A polarização política saltou um degrau, convertendo-se em polarização cognitiva
A pandemia “é uma coisa política”. A Covid-19 “não é tão grave”. As UTIs “não correm risco de colapso”. As quarentenas “destinam-se a quebrar a economia”. Você, como eu, ouve teorias da conspiração desse tipo quase todos os dias. São bolsonaristas? Sim, mas não apenas. Ignorantes? Claro, mas também indivíduos com diplomas universitários — e de instituições prestigiosas. Não se (auto)engane: uma cisão cognitiva profunda atravessa a sociedade.
A extrema-direita não monopoliza as teorias da conspiração. O governo dos EUA sabia de antemão sobre os atentados do 11 de setembro (e talvez até tenha sido responsável por eles). Os EUA deflagraram a guerra na Síria para fortalecer Israel. Os judeus, donos do dinheiro, controlam Wall Street e dirigem a política americana no Oriente Médio. Sergio Moro perseguiu Lula, pois é agente do FBI ou do Departamento de Justiça dos EUA. 2 + 2 = 5: em certas circunstâncias, a esquerda compartilha a paixão pelo pensamento mágico.
A aprovação de Bolsonaro cresceu ao longo da pandemia — e não só entre beneficiários do auxílio emergencial. Na crise sanitária, dois Brasis separaram-se um pouco mais. Numa ponta, situa-se a população que circula na economia digitalizada e no funcionalismo público: os que conservaram seus empregos e salários durante as quarentenas. Na outra, a população presa à economia analógica ou presencial: os que enfrentam o desemprego, a perda de renda, a falência de negócios, a dissolução de patrimônios. Esqueça a conversa condescendente de que “estamos no mesmo barco”. Tente enxergar a paisagem do ângulo desses últimos.
Os “progressistas”, acampados na economia digitalizada, selecionaram seus especialistas. Os mais aclamados, arautos de uma epidemiologia fundamentalista, projetaram milhões de óbitos no Brasil, mesmo sob nossas precárias quarentenas. Nessa linha, exercitando o pensamento mágico, exigiram rígidos lockdowns de duração ilimitada. Como essa exposição do mais cru elitismo foi interpretada do lado de lá, entre trabalhadores “essenciais” de transportes e supermercados, donos de pequenos negócios comerciais, entregadores de aplicativos, ambulantes, empregadas domésticas?
A oferta de intelectuais e acadêmicos é elástica: todas as correntes políticas têm um estoque deles. Surgiram, previsivelmente, os especialistas do negacionismo.
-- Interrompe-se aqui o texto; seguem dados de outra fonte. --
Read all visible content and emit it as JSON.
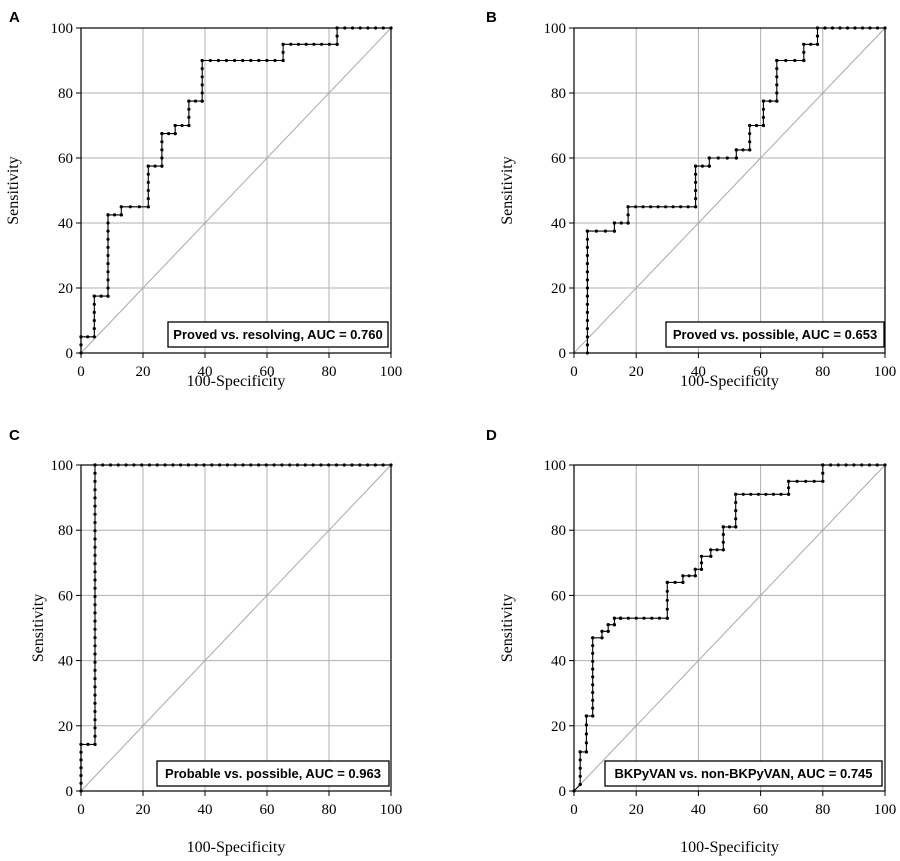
{
  "figure": {
    "colors": {
      "curve": "#000000",
      "grid": "#b0b0b0",
      "diagonal": "#a8a8a8",
      "frame": "#000000",
      "background": "#ffffff"
    }
  },
  "chart_data": [
    {
      "type": "line",
      "panel": "A",
      "xlabel": "100-Specificity",
      "ylabel": "Sensitivity",
      "xlim": [
        0,
        100
      ],
      "ylim": [
        0,
        100
      ],
      "xticks": [
        "0",
        "20",
        "40",
        "60",
        "80",
        "100"
      ],
      "yticks": [
        "0",
        "20",
        "40",
        "60",
        "80",
        "100"
      ],
      "grid": true,
      "annotation": "Proved vs. resolving, AUC = 0.760",
      "series": [
        {
          "name": "ROC",
          "x": [
            0,
            0,
            4.3,
            4.3,
            8.7,
            8.7,
            13,
            13,
            21.7,
            21.7,
            26.1,
            26.1,
            30.4,
            30.4,
            34.8,
            34.8,
            39.1,
            39.1,
            65.2,
            65.2,
            82.6,
            82.6,
            100
          ],
          "y": [
            0,
            5,
            5,
            17.5,
            17.5,
            42.5,
            42.5,
            45,
            45,
            57.5,
            57.5,
            67.5,
            67.5,
            70,
            70,
            77.5,
            77.5,
            90,
            90,
            95,
            95,
            100,
            100
          ]
        }
      ],
      "reference_line": {
        "x": [
          0,
          100
        ],
        "y": [
          0,
          100
        ]
      }
    },
    {
      "type": "line",
      "panel": "B",
      "xlabel": "100-Specificity",
      "ylabel": "Sensitivity",
      "xlim": [
        0,
        100
      ],
      "ylim": [
        0,
        100
      ],
      "xticks": [
        "0",
        "20",
        "40",
        "60",
        "80",
        "100"
      ],
      "yticks": [
        "0",
        "20",
        "40",
        "60",
        "80",
        "100"
      ],
      "grid": true,
      "annotation": "Proved vs. possible, AUC = 0.653",
      "series": [
        {
          "name": "ROC",
          "x": [
            4.3,
            4.3,
            13,
            13,
            17.4,
            17.4,
            39.1,
            39.1,
            43.5,
            43.5,
            52.2,
            52.2,
            56.5,
            56.5,
            60.9,
            60.9,
            65.2,
            65.2,
            73.9,
            73.9,
            78.3,
            78.3,
            100
          ],
          "y": [
            0,
            37.5,
            37.5,
            40,
            40,
            45,
            45,
            57.5,
            57.5,
            60,
            60,
            62.5,
            62.5,
            70,
            70,
            77.5,
            77.5,
            90,
            90,
            95,
            95,
            100,
            100
          ]
        }
      ],
      "reference_line": {
        "x": [
          0,
          100
        ],
        "y": [
          0,
          100
        ]
      }
    },
    {
      "type": "line",
      "panel": "C",
      "xlabel": "100-Specificity",
      "ylabel": "Sensitivity",
      "xlim": [
        0,
        100
      ],
      "ylim": [
        0,
        100
      ],
      "xticks": [
        "0",
        "20",
        "40",
        "60",
        "80",
        "100"
      ],
      "yticks": [
        "0",
        "20",
        "40",
        "60",
        "80",
        "100"
      ],
      "grid": true,
      "annotation": "Probable vs. possible, AUC = 0.963",
      "series": [
        {
          "name": "ROC",
          "x": [
            0,
            0,
            4.5,
            4.5,
            100
          ],
          "y": [
            0,
            14.3,
            14.3,
            100,
            100
          ]
        }
      ],
      "reference_line": {
        "x": [
          0,
          100
        ],
        "y": [
          0,
          100
        ]
      }
    },
    {
      "type": "line",
      "panel": "D",
      "xlabel": "100-Specificity",
      "ylabel": "Sensitivity",
      "xlim": [
        0,
        100
      ],
      "ylim": [
        0,
        100
      ],
      "xticks": [
        "0",
        "20",
        "40",
        "60",
        "80",
        "100"
      ],
      "yticks": [
        "0",
        "20",
        "40",
        "60",
        "80",
        "100"
      ],
      "grid": true,
      "annotation": "BKPyVAN vs. non-BKPyVAN, AUC = 0.745",
      "series": [
        {
          "name": "ROC",
          "x": [
            0,
            2,
            2,
            4,
            4,
            6,
            6,
            9,
            9,
            11,
            11,
            13,
            13,
            15,
            15,
            30,
            30,
            35,
            35,
            39,
            39,
            41,
            41,
            44,
            44,
            48,
            48,
            52,
            52,
            69,
            69,
            80,
            80,
            100
          ],
          "y": [
            0,
            2,
            12,
            12,
            23,
            23,
            47,
            47,
            49,
            49,
            51,
            51,
            53,
            53,
            53,
            53,
            64,
            64,
            66,
            66,
            68,
            68,
            72,
            72,
            74,
            74,
            81,
            81,
            91,
            91,
            95,
            95,
            100,
            100
          ]
        }
      ],
      "reference_line": {
        "x": [
          0,
          100
        ],
        "y": [
          0,
          100
        ]
      }
    }
  ]
}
Primeiro, eles definiram a Covid como “gripezinha”. Depois, engajaram-se na “guerra da cloroquina” e na denúncia da “vacina chinesa”. No trajeto, apoiando-se nos dramáticos exageros e nas óbvias manipulações dos especialistas aclamados, engajaram-se nas suas próprias manipulações estatísticas, exibindo gráficos que comprovariam um absoluto fracasso de todas as quarentenas. A “ciência” — isto é, um discurso cifrado acompanhado por números —também pode ser posta a serviço de teorias da conspiração. Você tem uma “prova científica”? Ok, eles também: 2 + 2 = 5.
Teorias da conspiração sempre existiram, ainda que se espalhem mais rápido na era das redes virtuais. A demanda por elas vem de baixo, especialmente em tempos de crise, como resposta a difusas angústias sociais. Seu sucesso reflete a fragilidade dos laços de confiança que conectam a massa da população à “elite pensante”. A verdadeira novidade, fonte da força inédita que adquiriram, está no papel desempenhado pelas lideranças políticas da direita populista. Quando, como fazem Trump e Bolsonaro, o chefe de Estado torna-se porta-voz da irracionalidade, rompe-se a barreira psicológica da vergonha, coagulam-se crenças insanas e cada um ganha o direito de proclamá-las em público sem medo da censura alheia.
A polarização política saltou um degrau, convertendo-se em polarização cognitiva. A “elite pensante” não se interroga sobre as raízes da difusão popular de teorias da conspiração. Prefere a via fácil: dialoga exclusivamente com seus pares, repete incansavelmente suas próprias verdades e, nariz cada vez mais empinado, exibindo superioridade moral, faz troça dos “ignorantes”. Não entendeu o óbvio: rindo deles, você reforça as crenças que imagina combater. 2 + 2 = 5.